Introduction Who is Gaia Holmes? Why am I illustrating? Prologue of sorts.



Constellations Somewhere in the middle of a poem you draw the shape of the plough on the stickleback ridges of my spine. There is no first line to explain the beginning. We start at the centre and our wicked history melts away like butter. Later we walk outside. The late air slaps us into sobriety and you stop me by the factory to point out the night’s constellations with your artist’s finger. I am not like you. I don’t need to give everything a title. I want to leave this open and as wide as the sky. There is no last line to explain the end. I want to see the stars as stars.

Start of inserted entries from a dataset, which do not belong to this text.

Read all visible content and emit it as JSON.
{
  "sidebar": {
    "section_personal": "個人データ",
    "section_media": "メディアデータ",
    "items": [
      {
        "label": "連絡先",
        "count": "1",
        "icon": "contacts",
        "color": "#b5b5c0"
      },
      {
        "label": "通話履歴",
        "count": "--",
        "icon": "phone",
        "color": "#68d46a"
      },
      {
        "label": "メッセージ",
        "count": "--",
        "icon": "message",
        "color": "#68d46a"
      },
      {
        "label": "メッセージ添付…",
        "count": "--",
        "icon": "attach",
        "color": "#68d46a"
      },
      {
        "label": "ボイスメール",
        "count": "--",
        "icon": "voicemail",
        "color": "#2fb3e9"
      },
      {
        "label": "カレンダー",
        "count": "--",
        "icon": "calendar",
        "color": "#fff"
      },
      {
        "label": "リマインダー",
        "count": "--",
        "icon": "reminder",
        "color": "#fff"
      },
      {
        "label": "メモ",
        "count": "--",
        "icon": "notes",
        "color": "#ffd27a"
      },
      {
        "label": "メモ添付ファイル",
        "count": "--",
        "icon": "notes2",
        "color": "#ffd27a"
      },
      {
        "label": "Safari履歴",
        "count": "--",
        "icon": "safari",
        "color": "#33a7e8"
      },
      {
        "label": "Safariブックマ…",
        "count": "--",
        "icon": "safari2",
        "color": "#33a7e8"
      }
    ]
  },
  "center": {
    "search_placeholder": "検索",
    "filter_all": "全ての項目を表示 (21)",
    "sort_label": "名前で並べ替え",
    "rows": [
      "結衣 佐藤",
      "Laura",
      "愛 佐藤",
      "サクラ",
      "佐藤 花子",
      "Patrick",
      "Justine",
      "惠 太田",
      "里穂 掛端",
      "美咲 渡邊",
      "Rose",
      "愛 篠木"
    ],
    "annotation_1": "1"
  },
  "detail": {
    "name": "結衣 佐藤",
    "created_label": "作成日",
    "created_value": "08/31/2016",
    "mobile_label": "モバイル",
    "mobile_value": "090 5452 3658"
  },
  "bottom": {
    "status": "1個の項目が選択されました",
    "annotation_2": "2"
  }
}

Charm He could charm the poison out of fox gloves and used his skills to quicken my heart. I wondered what he fed on: frayed liturgies and the secret dreams of women, toxic spores translated into messages of lust, slivers of the dank March sky rolled up like pickled herring. I never knew. He always skimmed me, left me hooked on some potent pollen, some sacrificial line, some cold gap between sentiments.



His fingers were like cathedrals, too big to untie my delicate knots yet he knew me inside out like he knew the names of flowers and bats and clouds, like he knew how to throw daggers without skewering the soul. He could sniff out creeping wolf-men and crack their backbones with a lazy wink, worked my fingers to his throat like a snake charmer, made me slide and arch with his singing breath. After we’d loved and I was doped up on glow he laid wet silver on my eyelids believing it would bring him luck.



The Banshees He heard the Banshees singing weeks before she died. Each night their cold blue keening stained his dreams, or in the day time one of their discordant notes would find him, get lodged in his body like a trapped wasp, somewhere between his heart and his brain. I tried to diffuse their mournful racket, trained myself to coo like a wood pigeon, breathe, like yeast expanding in proving dough, whisper, like the soft crackle of crocus shoots pushing through the crust of a bulb. I asked the wind to sing something gentle, told the moon to hum as it nosed its way through the dark, worked hard to raise the volume of our bodies as we loved: our hearts thumping, our blood roaring, our bones colliding. But on that day I had no song strong enough to hold them back. They came wailing, whey-faced, raw-eyed, stood at the end of the bed and sung him the long, demented opera of her death.



Desires We keep our desires in small cast-iron boxes with impenetrable locks, carry them with us wherever we go and they weigh us down, make our hearts feel like toothache. Sometimes sounds creep through the metal: bird song, slow ferns uncurling, rain on greenhouse glass. Sometimes when we’re not concentrating scents slip out of the miniscule cracks: crushed orange peel, fevers and hot summer skin.



Sometimes our desires are beyond our control, they make whirlwinds in their prisons, rock their boxes, scream for honey and fingertips. We try to ignore them, blush and fidget, smother them with our coats and talk about maths. Sometimes we’re cruel, we fill the bath and hold them under water until they stop babbling, deprive them of our dreams.